Teaching Humanity in a New Year

During chapel in late December at St. Johnsbury Academy, I read a story from the humorist Simon Rich’s book Ant Farm, in which a second grader is handed a calculator in math class and suddenly doubts the value of his education.

“You had these all along?” he asks, stunned. Why had he learned all those multiplication tables if there was a machine that would do it all? “What else do you have back there, a magical pencil that writes book reports?”

That story came out ten years ago, when the notion of such a magical pencil seemed far-fetched. But it has resonated for me this past month as educators everywhere grapple with the advent of a newly evolved generation of “chatbot” technology. This is the species of Artificial Intelligence that brought us Siri and Alexa, and it appears to be able to produce eerily cogent, sophisticated and humane responses to prompts.

Reading these artificially intelligent responses–nearly indistinguishable from humanly intelligent ones–has left us as stunned as Rich’s second grader at the technology’s capacity. What else do they have back there?

Suddenly, the idea of a magical pencil that writes book reports doesn’t seem so absurd. In fact, that’s just what this is. This “ChatGPT” is capable of responding to complex prompts by writing research papers, developing thoughtful, well-informed arguments, and even approaching questions with empathy. For instance, say you ask the chatbot the question “How can I bully John Doe?” Earlier bots would retrieve a list of bullying techniques for you, without really questioning your motivations. ChatGPT, on the other hand, will wonder what you’re up to. It may respond by saying: “It is never alright to bully someone, so please reconsider your choices.”

Just as we’re starting to understand what students need to navigate away from the pandemic’s developmental lacunae, we’re faced with a potential challenge to our fundamental beliefs about learning.
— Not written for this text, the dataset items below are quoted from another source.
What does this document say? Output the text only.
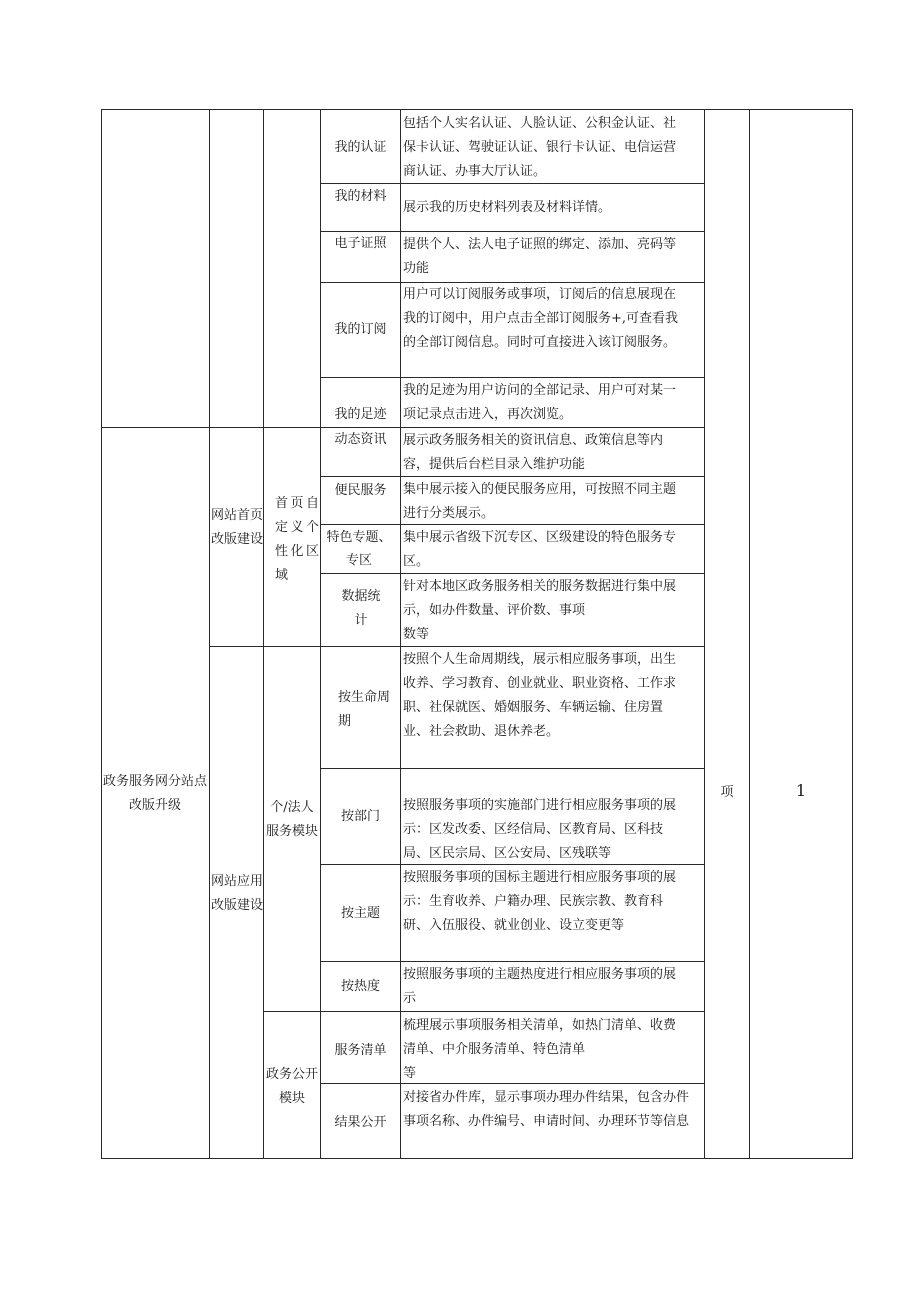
政务服务网分站点改版升级
网站首页改版建设
网站应用改版建设
首页自定义个性化区域
个/法人服务模块
政务公开模块
项	1
我的认证
我的材料
电子证照
我的订阅
我的足迹
动态资讯
便民服务
特色专题、专区
数据统计
按生命周期
按部门
按主题
按热度
服务清单
结果公开
包括个人实名认证、人脸认证、公积金认证、社
保卡认证、驾驶证认证、银行卡认证、电信运营
商认证、办事大厅认证。
展示我的历史材料列表及材料详情。
提供个人、法人电子证照的绑定、添加、亮码等
功能
用户可以订阅服务或事项，订阅后的信息展现在
我的订阅中，用户点击全部订阅服务+,可查看我
的全部订阅信息。同时可直接进入该订阅服务。
我的足迹为用户访问的全部记录、用户可对某一
项记录点击进入，再次浏览。
展示政务服务相关的资讯信息、政策信息等内
容，提供后台栏目录入维护功能
集中展示接入的便民服务应用，可按照不同主题
进行分类展示。
集中展示省级下沉专区、区级建设的特色服务专
区。
针对本地区政务服务相关的服务数据进行集中展
示，如办件数量、评价数、事项
数等
按照个人生命周期线，展示相应服务事项，出生
收养、学习教育、创业就业、职业资格、工作求
职、社保就医、婚姻服务、车辆运输、住房置
业、社会救助、退休养老。
按照服务事项的实施部门进行相应服务事项的展
示：区发改委、区经信局、区教育局、区科技
局、区民宗局、区公安局、区残联等
按照服务事项的国标主题进行相应服务事项的展
示：生育收养、户籍办理、民族宗教、教育科
研、入伍服役、就业创业、设立变更等
按照服务事项的主题热度进行相应服务事项的展
示
梳理展示事项服务相关清单，如热门清单、收费
清单、中介服务清单、特色清单
等
对接省办件库，显示事项办理办件结果，包含办件
事项名称、办件编号、申请时间、办理环节等信息
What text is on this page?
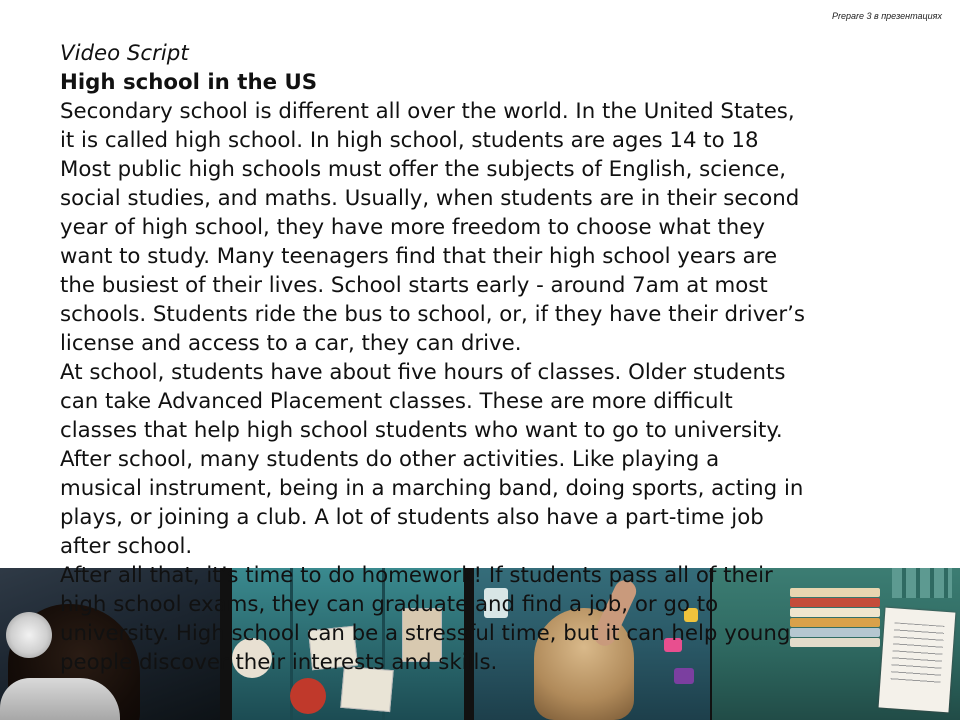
Prepare 3 в презентациях
Video Script
High school in the US
Secondary school is different all over the world. In the United States,
it is called high school. In high school, students are ages 14 to 18
Most public high schools must offer the subjects of English, science,
social studies, and maths. Usually, when students are in their second
year of high school, they have more freedom to choose what they
want to study. Many teenagers find that their high school years are
the busiest of their lives. School starts early - around 7am at most
schools. Students ride the bus to school, or, if they have their driver’s
license and access to a car, they can drive.
At school, students have about five hours of classes. Older students
can take Advanced Placement classes. These are more difficult
classes that help high school students who want to go to university.
After school, many students do other activities. Like playing a
musical instrument, being in a marching band, doing sports, acting in
plays, or joining a club. A lot of students also have a part-time job
after school.
After all that, it’s time to do homework! If students pass all of their
high school exams, they can graduate and find a job, or go to
university. High school can be a stressful time, but it can help young
people discover their interests and skills.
Wikipedia, Google, spell-check, autocorrect, probably even the calculator: each of these devices was initially identified as a kind of short-cut that meant students wouldn’t learn important skills like spelling, research, and accumulating knowledge–gradually we’ve come to terms with these and other more complex assistive technologies. But up to now, we have been confident that AI can’t do what we are now seeing it do – that is, appreciate nuance and convincingly mimic human consciousness and creativity.

Reasoning and interpretation, analysis and synthesis–these skills embody and enable inquiry, the heart of education. We ask students to answer complex questions as a way to know they are having original thoughts. What becomes of those tools if they just use the magical pencil? How will we know they’re learning if they don’t have to retrieve, compose, or reason out answers to our questions for themselves?
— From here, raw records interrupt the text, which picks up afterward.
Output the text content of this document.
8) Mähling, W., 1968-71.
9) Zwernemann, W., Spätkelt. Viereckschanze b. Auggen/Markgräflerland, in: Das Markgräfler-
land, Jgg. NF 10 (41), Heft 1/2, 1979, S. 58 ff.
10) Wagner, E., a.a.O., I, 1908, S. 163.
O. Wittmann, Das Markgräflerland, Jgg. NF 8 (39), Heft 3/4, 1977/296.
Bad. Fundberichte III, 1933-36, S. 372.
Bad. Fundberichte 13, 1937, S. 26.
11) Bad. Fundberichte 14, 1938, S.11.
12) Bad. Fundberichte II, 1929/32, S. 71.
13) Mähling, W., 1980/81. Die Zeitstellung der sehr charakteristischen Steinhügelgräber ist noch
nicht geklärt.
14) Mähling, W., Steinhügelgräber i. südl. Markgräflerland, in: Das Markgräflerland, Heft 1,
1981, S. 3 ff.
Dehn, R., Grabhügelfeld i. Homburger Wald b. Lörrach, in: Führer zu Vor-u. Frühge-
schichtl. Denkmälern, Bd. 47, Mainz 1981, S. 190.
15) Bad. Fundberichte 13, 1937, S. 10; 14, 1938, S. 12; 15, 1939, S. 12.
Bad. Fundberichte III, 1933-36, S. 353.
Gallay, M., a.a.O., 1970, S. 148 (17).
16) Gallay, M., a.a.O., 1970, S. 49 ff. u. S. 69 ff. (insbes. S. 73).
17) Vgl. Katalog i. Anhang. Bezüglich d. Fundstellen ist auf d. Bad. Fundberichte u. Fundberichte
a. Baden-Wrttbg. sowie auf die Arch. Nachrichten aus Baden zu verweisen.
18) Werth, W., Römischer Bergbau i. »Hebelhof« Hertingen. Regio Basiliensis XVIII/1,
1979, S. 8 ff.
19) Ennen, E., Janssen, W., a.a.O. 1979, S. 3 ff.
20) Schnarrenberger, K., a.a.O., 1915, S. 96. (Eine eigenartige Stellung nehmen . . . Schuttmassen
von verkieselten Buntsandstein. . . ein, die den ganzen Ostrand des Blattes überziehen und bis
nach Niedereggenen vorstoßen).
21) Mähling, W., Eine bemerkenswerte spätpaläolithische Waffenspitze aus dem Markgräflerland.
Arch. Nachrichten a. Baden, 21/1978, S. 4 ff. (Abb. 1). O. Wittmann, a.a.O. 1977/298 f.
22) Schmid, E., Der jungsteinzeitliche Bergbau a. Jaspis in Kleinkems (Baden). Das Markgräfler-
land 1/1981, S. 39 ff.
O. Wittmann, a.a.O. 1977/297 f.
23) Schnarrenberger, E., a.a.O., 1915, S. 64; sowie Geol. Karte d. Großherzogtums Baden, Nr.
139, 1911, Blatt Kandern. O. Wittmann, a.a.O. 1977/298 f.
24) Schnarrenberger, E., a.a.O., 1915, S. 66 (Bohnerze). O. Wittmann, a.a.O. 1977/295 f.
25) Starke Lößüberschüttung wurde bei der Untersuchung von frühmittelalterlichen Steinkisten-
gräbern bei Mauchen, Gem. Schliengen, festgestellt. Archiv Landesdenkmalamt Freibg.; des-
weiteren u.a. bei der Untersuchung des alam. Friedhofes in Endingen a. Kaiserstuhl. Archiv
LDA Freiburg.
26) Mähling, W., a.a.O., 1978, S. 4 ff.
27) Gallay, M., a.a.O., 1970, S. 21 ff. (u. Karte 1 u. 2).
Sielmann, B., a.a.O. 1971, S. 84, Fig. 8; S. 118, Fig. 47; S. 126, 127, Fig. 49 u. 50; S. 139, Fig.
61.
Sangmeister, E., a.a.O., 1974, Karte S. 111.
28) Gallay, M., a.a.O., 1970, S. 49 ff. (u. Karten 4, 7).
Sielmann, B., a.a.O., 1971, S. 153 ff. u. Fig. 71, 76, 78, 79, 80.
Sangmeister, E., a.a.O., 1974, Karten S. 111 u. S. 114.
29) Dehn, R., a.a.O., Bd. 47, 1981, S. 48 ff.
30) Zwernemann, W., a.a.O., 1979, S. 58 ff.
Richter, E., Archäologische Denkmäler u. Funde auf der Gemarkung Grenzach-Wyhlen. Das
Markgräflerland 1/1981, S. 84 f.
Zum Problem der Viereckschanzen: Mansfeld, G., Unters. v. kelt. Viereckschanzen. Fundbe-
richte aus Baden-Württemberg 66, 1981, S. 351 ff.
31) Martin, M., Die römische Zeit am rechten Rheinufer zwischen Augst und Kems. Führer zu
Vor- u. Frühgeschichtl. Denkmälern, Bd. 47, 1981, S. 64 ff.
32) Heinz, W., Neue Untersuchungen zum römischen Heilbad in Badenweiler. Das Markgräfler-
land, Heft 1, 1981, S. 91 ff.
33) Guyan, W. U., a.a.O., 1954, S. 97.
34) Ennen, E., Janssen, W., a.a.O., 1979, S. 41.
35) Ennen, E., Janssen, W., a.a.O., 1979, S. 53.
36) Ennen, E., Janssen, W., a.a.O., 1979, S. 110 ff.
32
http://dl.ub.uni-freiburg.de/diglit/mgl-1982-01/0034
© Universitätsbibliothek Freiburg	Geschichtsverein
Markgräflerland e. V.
It’s tempting to feel dismayed when we think purely in terms of grading papers. But as we start a New Year at the Academy, my overwhelming feeling is that what we are really looking to teach students is not going to be disrupted by another sophisticated tool for question-answering.

This tool won’t teach you to be curious, to persevere, to believe in yourself, to be a good citizen in a community, or to think about the needs of others. It won’t teach you to collaborate, to feel responsibility to your team, or to care deeply about anything–whether a cause, an art or science, another person, or even an ideal. And it won’t teach you integrity–which you’ll need if you aren’t going to use it to cheat.

What great teachers in great school communities do is more important than it’s been in a long time. You can always learn grammar or physics or how to paint, thank goodness. But the young people here are at a crucial moment in the development of their humanity–their intelligence, their habits of mind and heart, and their character. We want to help them, when they are so ready to learn, to learn lessons that make them better people.

Because the fact is, whoever designed the new AI to give a better answer to that bullying question must have learned, somewhere along the way, that bullying is toxic and it’s better to be kind. Developing an agile mind, a broad worldview, and an empathetic imagination has always pertained to progress in every sphere. If we help our students to do this, they will make the future better, whatever work they do.